The impact of the mass resignations that have beleaguered many businesses in the country is starting to impact the succession plan of many commercial banks in the country.
Many Nigerians, in a bid to escape the economic downturn, have opted to relocate from the country to mainly Canada and European countries, a trend that has been termed ‘Japa’. Over the past few months, thousands of Nigerians have left the country as students or found employment outside the country.
These have affected most sectors of the economy, but the banking sector is beginning to feel the effects more. The situation has deteriorated to such an extent that it was raised at the bankers’ committee meeting held in April this year.
In the first six months of this year alone, as many as a thousand bank workers left the country’s shores for greener pastures, most of them middle managers. According to stakeholders and industry observers, this trend poses a threat to the industry.
For example, a major bank in the country, having noticed the trend of resignations, had previously accelerated its promotion process in order to encourage staff to stay. The bank had even increased its package for workers and promoted 450 employees.

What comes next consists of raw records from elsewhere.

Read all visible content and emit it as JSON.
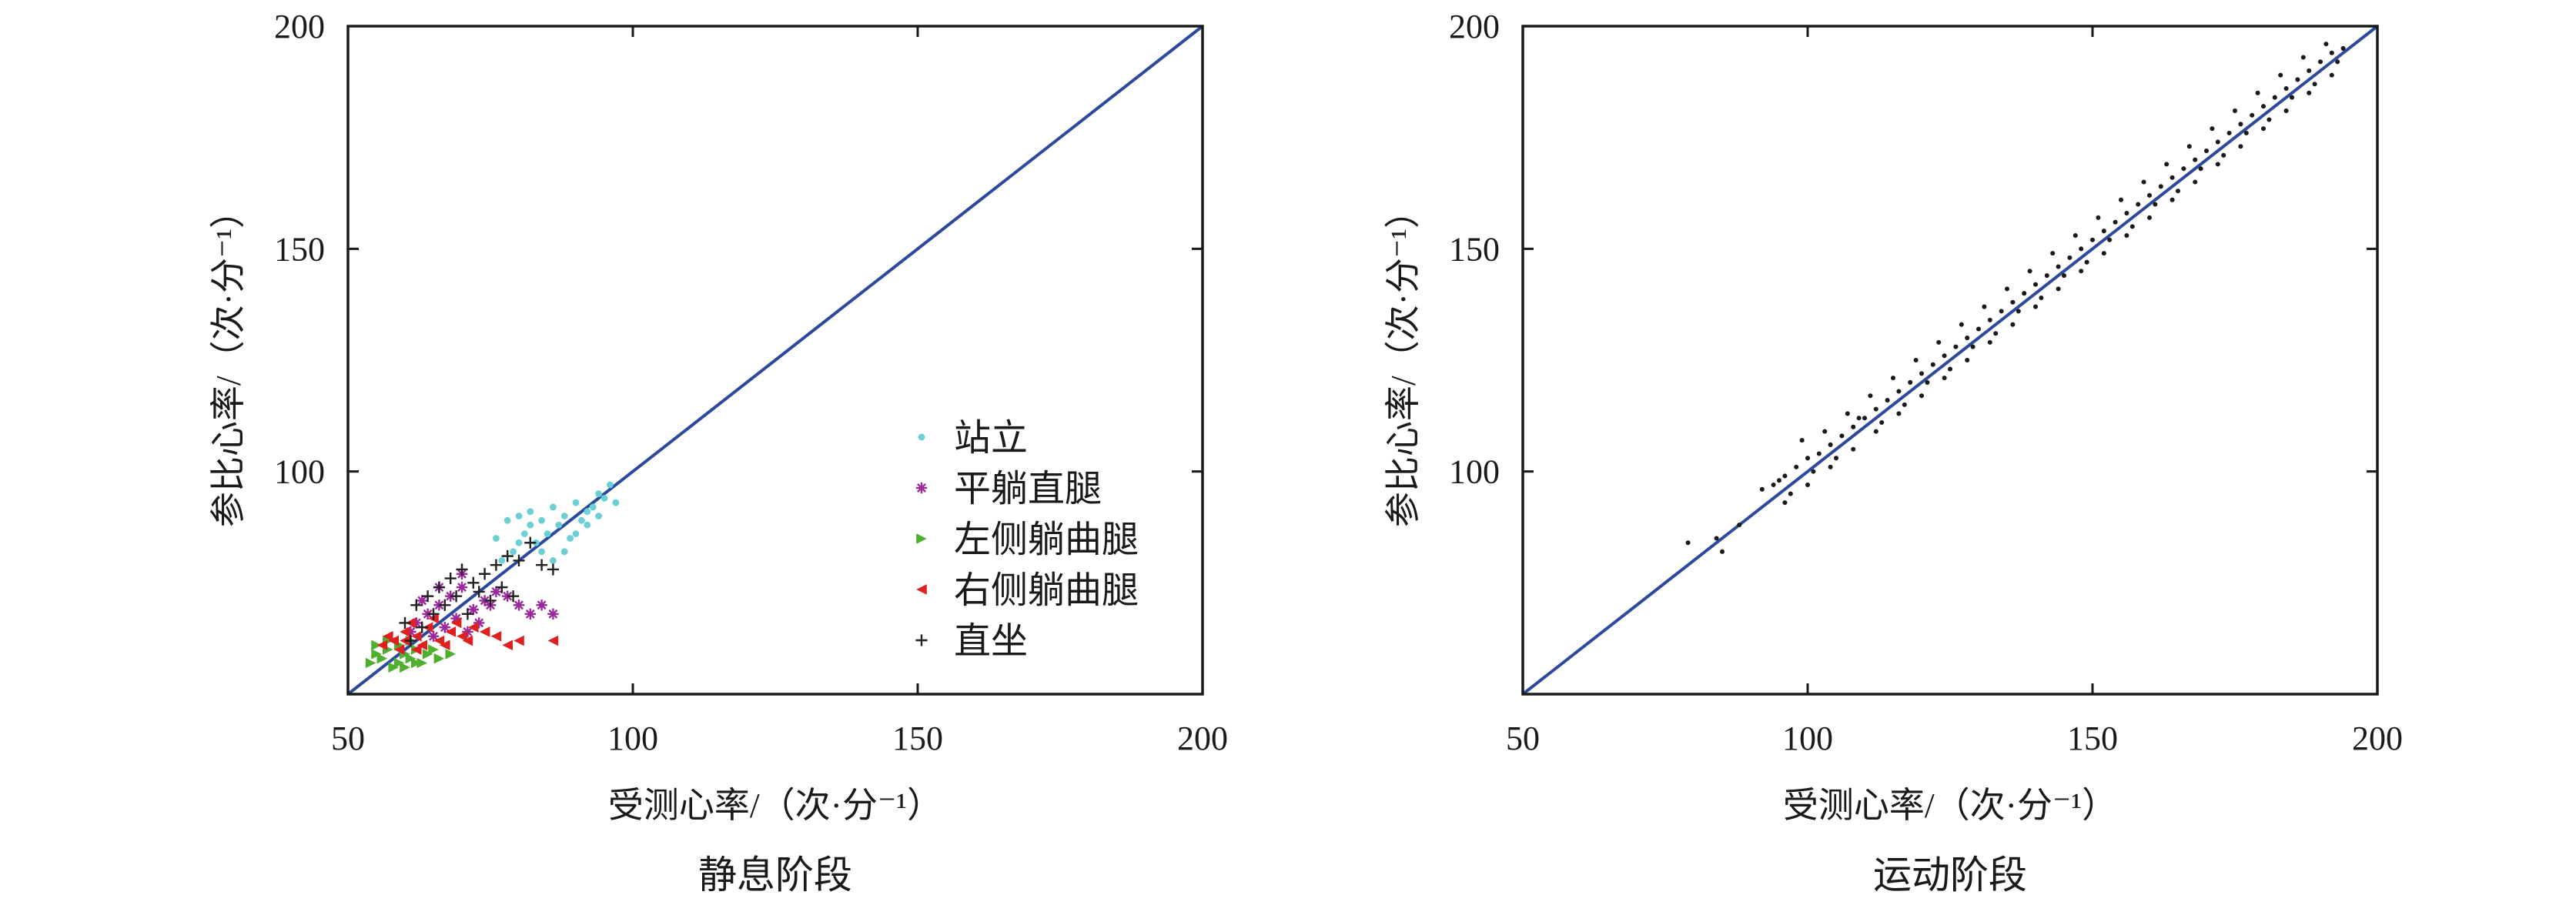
{
  "chart_data": [
    {
      "type": "scatter",
      "caption": "静息阶段",
      "xlabel": "受测心率/（次·分⁻¹）",
      "ylabel": "参比心率/（次·分⁻¹）",
      "xlim": [
        50,
        200
      ],
      "ylim": [
        50,
        200
      ],
      "xticks": [
        "50",
        "100",
        "150",
        "200"
      ],
      "yticks": [
        "200",
        "150",
        "100"
      ],
      "legend_position": "right-middle",
      "reference_line": {
        "x": [
          50,
          200
        ],
        "y": [
          50,
          200
        ],
        "color": "#2b4a9b"
      },
      "series": [
        {
          "name": "站立",
          "marker": "dot",
          "color": "#6ccfd6",
          "points": [
            [
              78,
              89
            ],
            [
              80,
              90
            ],
            [
              82,
              91
            ],
            [
              84,
              89
            ],
            [
              86,
              92
            ],
            [
              88,
              90
            ],
            [
              90,
              93
            ],
            [
              92,
              91
            ],
            [
              94,
              95
            ],
            [
              96,
              97
            ],
            [
              85,
              86
            ],
            [
              87,
              88
            ],
            [
              89,
              85
            ],
            [
              91,
              89
            ],
            [
              93,
              92
            ],
            [
              95,
              94
            ],
            [
              83,
              84
            ],
            [
              81,
              86
            ],
            [
              79,
              82
            ],
            [
              77,
              80
            ],
            [
              76,
              85
            ],
            [
              88,
              82
            ],
            [
              90,
              86
            ],
            [
              86,
              80
            ],
            [
              84,
              82
            ],
            [
              92,
              88
            ],
            [
              94,
              90
            ],
            [
              97,
              93
            ],
            [
              82,
              88
            ],
            [
              80,
              84
            ]
          ]
        },
        {
          "name": "平躺直腿",
          "marker": "star",
          "color": "#9b2a9b",
          "points": [
            [
              62,
              66
            ],
            [
              64,
              68
            ],
            [
              66,
              70
            ],
            [
              68,
              72
            ],
            [
              70,
              74
            ],
            [
              72,
              69
            ],
            [
              74,
              71
            ],
            [
              76,
              73
            ],
            [
              65,
              63
            ],
            [
              67,
              65
            ],
            [
              69,
              67
            ],
            [
              71,
              64
            ],
            [
              73,
              66
            ],
            [
              75,
              70
            ],
            [
              78,
              72
            ],
            [
              80,
              70
            ],
            [
              82,
              68
            ],
            [
              84,
              70
            ],
            [
              86,
              68
            ],
            [
              63,
              71
            ],
            [
              66,
              74
            ],
            [
              70,
              77
            ],
            [
              61,
              64
            ]
          ]
        },
        {
          "name": "左侧躺曲腿",
          "marker": "triangle-right",
          "color": "#4fb030",
          "points": [
            [
              54,
              57
            ],
            [
              55,
              59
            ],
            [
              56,
              58
            ],
            [
              57,
              60
            ],
            [
              58,
              56
            ],
            [
              59,
              57
            ],
            [
              60,
              59
            ],
            [
              61,
              58
            ],
            [
              62,
              60
            ],
            [
              63,
              57
            ],
            [
              64,
              59
            ],
            [
              55,
              61
            ],
            [
              57,
              62
            ],
            [
              59,
              61
            ],
            [
              61,
              62
            ],
            [
              65,
              60
            ],
            [
              66,
              58
            ],
            [
              68,
              59
            ],
            [
              60,
              56
            ],
            [
              62,
              57
            ]
          ]
        },
        {
          "name": "右侧躺曲腿",
          "marker": "triangle-left",
          "color": "#e02020",
          "points": [
            [
              56,
              61
            ],
            [
              58,
              62
            ],
            [
              60,
              64
            ],
            [
              62,
              63
            ],
            [
              64,
              65
            ],
            [
              66,
              62
            ],
            [
              68,
              64
            ],
            [
              70,
              63
            ],
            [
              72,
              65
            ],
            [
              57,
              63
            ],
            [
              59,
              60
            ],
            [
              61,
              66
            ],
            [
              63,
              61
            ],
            [
              65,
              67
            ],
            [
              67,
              61
            ],
            [
              69,
              66
            ],
            [
              71,
              62
            ],
            [
              74,
              64
            ],
            [
              76,
              63
            ],
            [
              78,
              61
            ],
            [
              80,
              62
            ],
            [
              86,
              62
            ],
            [
              60,
              62
            ],
            [
              62,
              60
            ]
          ]
        },
        {
          "name": "直坐",
          "marker": "plus",
          "color": "#222222",
          "points": [
            [
              60,
              66
            ],
            [
              62,
              70
            ],
            [
              64,
              72
            ],
            [
              66,
              74
            ],
            [
              68,
              76
            ],
            [
              70,
              78
            ],
            [
              72,
              75
            ],
            [
              74,
              77
            ],
            [
              76,
              79
            ],
            [
              78,
              81
            ],
            [
              80,
              80
            ],
            [
              82,
              84
            ],
            [
              84,
              79
            ],
            [
              86,
              78
            ],
            [
              65,
              68
            ],
            [
              67,
              70
            ],
            [
              69,
              72
            ],
            [
              71,
              68
            ],
            [
              73,
              73
            ],
            [
              75,
              71
            ],
            [
              77,
              74
            ],
            [
              79,
              72
            ],
            [
              61,
              62
            ],
            [
              63,
              65
            ]
          ]
        }
      ]
    },
    {
      "type": "scatter",
      "caption": "运动阶段",
      "xlabel": "受测心率/（次·分⁻¹）",
      "ylabel": "参比心率/（次·分⁻¹）",
      "xlim": [
        50,
        200
      ],
      "ylim": [
        50,
        200
      ],
      "xticks": [
        "50",
        "100",
        "150",
        "200"
      ],
      "yticks": [
        "200",
        "150",
        "100"
      ],
      "reference_line": {
        "x": [
          50,
          200
        ],
        "y": [
          50,
          200
        ],
        "color": "#2b4a9b"
      },
      "series": [
        {
          "marker": "dot",
          "color": "#1a1a1a",
          "points": [
            [
              79,
              84
            ],
            [
              84,
              85
            ],
            [
              85,
              82
            ],
            [
              88,
              88
            ],
            [
              92,
              96
            ],
            [
              94,
              97
            ],
            [
              96,
              99
            ],
            [
              98,
              101
            ],
            [
              99,
              107
            ],
            [
              100,
              103
            ],
            [
              102,
              104
            ],
            [
              104,
              106
            ],
            [
              106,
              108
            ],
            [
              108,
              110
            ],
            [
              110,
              112
            ],
            [
              112,
              114
            ],
            [
              114,
              116
            ],
            [
              116,
              118
            ],
            [
              118,
              120
            ],
            [
              120,
              122
            ],
            [
              122,
              124
            ],
            [
              124,
              126
            ],
            [
              126,
              128
            ],
            [
              128,
              130
            ],
            [
              130,
              132
            ],
            [
              132,
              134
            ],
            [
              134,
              136
            ],
            [
              136,
              138
            ],
            [
              138,
              140
            ],
            [
              140,
              142
            ],
            [
              142,
              144
            ],
            [
              144,
              146
            ],
            [
              146,
              148
            ],
            [
              148,
              150
            ],
            [
              150,
              152
            ],
            [
              152,
              154
            ],
            [
              154,
              156
            ],
            [
              156,
              158
            ],
            [
              158,
              160
            ],
            [
              160,
              162
            ],
            [
              162,
              164
            ],
            [
              164,
              166
            ],
            [
              166,
              168
            ],
            [
              168,
              170
            ],
            [
              170,
              172
            ],
            [
              172,
              174
            ],
            [
              174,
              176
            ],
            [
              176,
              178
            ],
            [
              178,
              180
            ],
            [
              180,
              182
            ],
            [
              182,
              184
            ],
            [
              184,
              186
            ],
            [
              186,
              188
            ],
            [
              188,
              190
            ],
            [
              190,
              192
            ],
            [
              192,
              194
            ],
            [
              194,
              195
            ],
            [
              96,
              93
            ],
            [
              100,
              97
            ],
            [
              104,
              101
            ],
            [
              108,
              105
            ],
            [
              112,
              109
            ],
            [
              116,
              113
            ],
            [
              120,
              117
            ],
            [
              124,
              121
            ],
            [
              128,
              125
            ],
            [
              132,
              129
            ],
            [
              136,
              133
            ],
            [
              140,
              137
            ],
            [
              144,
              141
            ],
            [
              148,
              145
            ],
            [
              152,
              149
            ],
            [
              156,
              153
            ],
            [
              160,
              157
            ],
            [
              164,
              161
            ],
            [
              168,
              165
            ],
            [
              172,
              169
            ],
            [
              176,
              173
            ],
            [
              180,
              177
            ],
            [
              184,
              181
            ],
            [
              188,
              185
            ],
            [
              192,
              189
            ],
            [
              103,
              109
            ],
            [
              107,
              113
            ],
            [
              111,
              117
            ],
            [
              115,
              121
            ],
            [
              119,
              125
            ],
            [
              123,
              129
            ],
            [
              127,
              133
            ],
            [
              131,
              137
            ],
            [
              135,
              141
            ],
            [
              139,
              145
            ],
            [
              143,
              149
            ],
            [
              147,
              153
            ],
            [
              151,
              157
            ],
            [
              155,
              161
            ],
            [
              159,
              165
            ],
            [
              163,
              169
            ],
            [
              167,
              173
            ],
            [
              171,
              177
            ],
            [
              175,
              181
            ],
            [
              179,
              185
            ],
            [
              183,
              189
            ],
            [
              187,
              193
            ],
            [
              191,
              196
            ],
            [
              95,
              98
            ],
            [
              97,
              95
            ],
            [
              101,
              100
            ],
            [
              105,
              103
            ],
            [
              109,
              112
            ],
            [
              113,
              111
            ],
            [
              117,
              115
            ],
            [
              121,
              120
            ],
            [
              125,
              123
            ],
            [
              129,
              128
            ],
            [
              133,
              131
            ],
            [
              137,
              136
            ],
            [
              141,
              139
            ],
            [
              145,
              144
            ],
            [
              149,
              147
            ],
            [
              153,
              152
            ],
            [
              157,
              155
            ],
            [
              161,
              160
            ],
            [
              165,
              163
            ],
            [
              169,
              168
            ],
            [
              173,
              171
            ],
            [
              177,
              176
            ],
            [
              181,
              179
            ],
            [
              185,
              184
            ],
            [
              189,
              187
            ],
            [
              193,
              192
            ]
          ]
        }
      ]
    }
  ]
}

Unfortunately, less than two weeks after the promotion, more than 150 of the promoters resigned and left the country.
Commercial banks have, for decades now, built a succession plan that consists of training individuals in key positions for the growth and sustainability of the company. However, with the barrage of resignations, there has been increased headhunting among most banks.
Speaking to LEADERSHIP, the President of the Chartered Institute of Bankers of Nigeria (CIBN), Ken Opara noted that the industry is currently suffering from a talent drain. “This year alone, there are a lot of quits and people leaving the industry, especially younger people. The number is quite high.
“You train them and then immediately you train them, they leave the country and then you start again. It’s a real challenge. The banking sector is losing a lot of young people. This affects the attraction of the workforce, especially the younger ones.
“They are moving in large numbers outside the country. We are seeing an attraction of people from outside the industry out of the country and it is the younger people that we are supposed to hand over to after a while. So succession planning is hampered, productivity is reduced because these guys are the next generation of people. It also slows down activity. Opara noted.
The CIBN chairman had noted that the talent drain in the sector is “basically because they feel they need an environment where they can guarantee their job security and have a flexible work environment and also the that it is not always necessary to dress officially”. to do your job, you don’t need to wear a suit or tie. Where you don’t necessarily need to be in the office to do your job and can work remotely. It is the concept of remote work that appeals to them.
“The concept of flexible working hours where you can work in one place and other is also what appeals to them. The concept of having to dress casual is also part of what attracts them. Then, of course, the fact that they don’t need to be in any particular place for as long as possible.
The head of financial institutions rating at Agusto & Co, Ayokunle Olubunmi, also claimed that the mass exodus had an impact on the succession plan in the banking sector. “Some banks already have problems with their succession plans, so they make sure that for each role they have two to three people who understand it. So if someone leaves, there is another who takes over. .
“It’s not just the banking industry that’s being challenged, it’s all sectors of the economy, from manufacturing to insurance and the banking industry. The challenge is such that it is not even the lower managers who are leaving, it is the middle managers and even, in some cases, the senior managers. Many companies lose their best hands and even their technical hands.
“As far as the banking sector is concerned, one of the most affected areas is that of technicians. Remember that many banks are going digital. So people are losing their technicians. Unfortunately, it’s not a skill that’s readily available like that. The talent pool is not that vast. The tech guys are moving to Canada and Europe.
“So it affected them significantly. It is so much so that in some banks, departments have lost a lot of their staff. All the banks are concerned and that is why you see them all recruiting. That’s how bad it is. For the banks, they actually have to deal with that, because unfortunately, as a bank, changing the trend is not in their hands. So for the banks now is how you can actually adapt,” he stressed.